THE LITTLE SPOON COMPANY'S 'STITCHING' dissected by Hayley

Tap Gallery or the Artist's Paradise as it refers to itself, is tucked away down Palmer Street in Darlinghurst. An old converted townhouse, up the stairs to the right, you'll find yourself in what feels like someone's house. A million books paper the walls, smell of cat creeping up your nostrils. It feels like the living room of someone who owns a junk shop but won't part with the merchandise. I perch on the couch next to a young couple and fiddle with my iphone. The vibe is cosy but I feel hopelessly anachronistic. We are called into the theatre and I am a little relieved.
  
The audience is small but young. The Little Spoon Theatre Company is a young production company and the play is contemporary. Even so, I was not expecting an audience of millennials. The theatre space at Tap Gallery is small but I like it. It is like a mini-version of The Stables. Anna Gardiner's set is backdropped with chicken wire. Various objects hang from the wire, a teddy bear, a towel and large black dildo. What the? The lights fade up and I immediately regret sitting in the front row. I am illuminated. I'm now a part of the set. “Oh well, this will be intimate.” I think.

I had no idea.

Anthony Neilson's 'Stitching' revolves around Abby (Lara Lightfoot) and Stuart (Wade Doolan), a couple grappling with internal demons that are revealed to the audience though arguments and bizarre sexual encounters. Love, loss and unsettling sexual-desires scratch and scream their way from the characters in what culminates in a very dark, twisted ending. The script is aggressive and violent, the performances highly personal and frightening. Doolan and Lightfoot seemed very comfortable with the stage, using every inch of it as they debase and fondle each other.

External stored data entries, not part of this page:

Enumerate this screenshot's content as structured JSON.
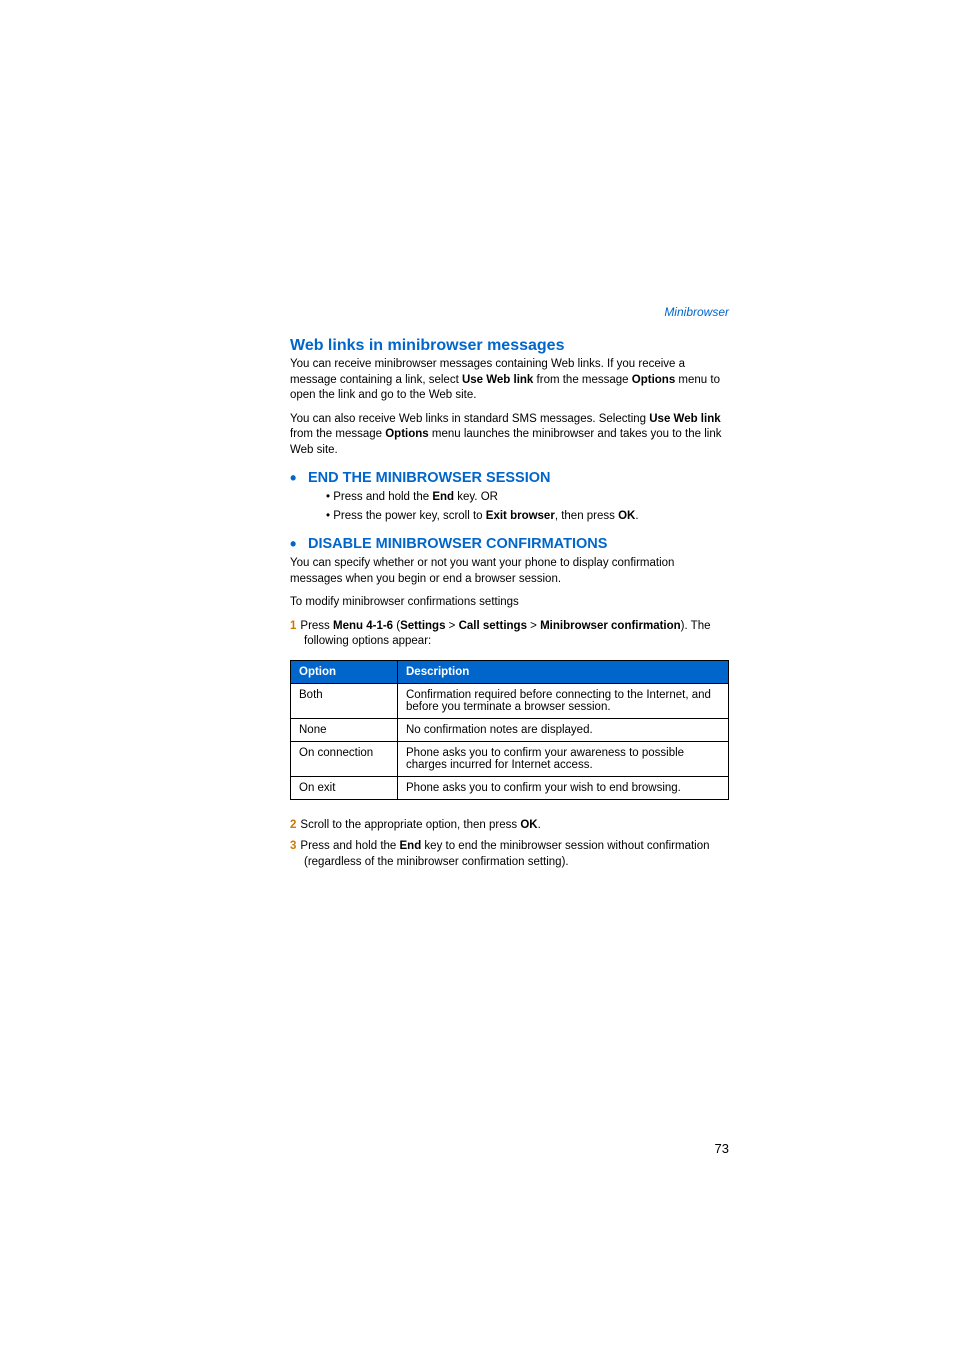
{
  "breadcrumb": "Minibrowser",
  "heading_weblinks": "Web links in minibrowser messages",
  "weblinks_p1_a": "You can receive minibrowser messages containing Web links. If you receive a message containing a link, select ",
  "weblinks_p1_b": "Use Web link",
  "weblinks_p1_c": " from the message ",
  "weblinks_p1_d": "Options",
  "weblinks_p1_e": " menu to open the link and go to the Web site.",
  "weblinks_p2_a": "You can also receive Web links in standard SMS messages. Selecting ",
  "weblinks_p2_b": "Use Web link",
  "weblinks_p2_c": " from the message ",
  "weblinks_p2_d": "Options",
  "weblinks_p2_e": " menu launches the minibrowser and takes you to the link Web site.",
  "heading_end": "END THE MINIBROWSER SESSION",
  "end_b1_a": "Press and hold the ",
  "end_b1_b": "End",
  "end_b1_c": " key. OR",
  "end_b2_a": "Press the power key, scroll to ",
  "end_b2_b": "Exit browser",
  "end_b2_c": ", then press ",
  "end_b2_d": "OK",
  "end_b2_e": ".",
  "heading_disable": "DISABLE MINIBROWSER CONFIRMATIONS",
  "disable_p1": "You can specify whether or not you want your phone to display confirmation messages when you begin or end a browser session.",
  "disable_p2": "To modify minibrowser confirmations settings",
  "step1_a": "Press ",
  "step1_b": "Menu 4-1-6",
  "step1_c": " (",
  "step1_d": "Settings",
  "step1_e": " > ",
  "step1_f": "Call settings",
  "step1_g": " > ",
  "step1_h": "Minibrowser confirmation",
  "step1_i": "). The following options appear:",
  "table": {
    "hdr_option": "Option",
    "hdr_desc": "Description",
    "r1o": "Both",
    "r1d": "Confirmation required before connecting to the Internet, and before you terminate a browser session.",
    "r2o": "None",
    "r2d": "No confirmation notes are displayed.",
    "r3o": "On connection",
    "r3d": "Phone asks you to confirm your awareness to possible charges incurred for Internet access.",
    "r4o": "On exit",
    "r4d": "Phone asks you to confirm your wish to end browsing."
  },
  "step2_a": "Scroll to the appropriate option, then press ",
  "step2_b": "OK",
  "step2_c": ".",
  "step3_a": "Press and hold the ",
  "step3_b": "End",
  "step3_c": " key to end the minibrowser session without confirmation (regardless of the minibrowser confirmation setting).",
  "page_number": "73"
}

Their simulated sex is brutal, demeaning and right at my feet. This was definitely the most awkward I've felt in a theatre. There were many times in this performance where I had to look away. Doolan and Lightfoot performed with an incredible intensity, some of which can be attributed to their real-life long-term relationship. Mark Westbrook's direction was faultless. I truly felt catapulted into their dark and raucous world.

The performances in many ways outshined the quality of the writing. Maybe some of the language works better in an UK setting where the play hails from. I just can't really see a twenty-something year old man bellowing “Christ” in frustration. However Doolan manages to sell it. I can understand why 'Stitching' was banned in Malta. For all its intensity, the reliance on shock-factor became wearing and a little unnecessary. I would have liked some breathing time between holocaust references and cries of the “c” word. As it is, it runs the risk of absorbing the audience into the surface hysteria and missing the deep trauma that lies at its core.

The music was appropriately somber and emotive. Chelsea Reed's voice rich and haunting. I think she was standing behind the chicken wire performing live but I actually couldn't see from where I was sitting, even though I was in the front row. Which is a shame.

'Stitching' in not a piece I will forget anytime soon. The images burned into my mind, this is some truly confronting theatre. Gritty and relentless, be prepared for the darkness.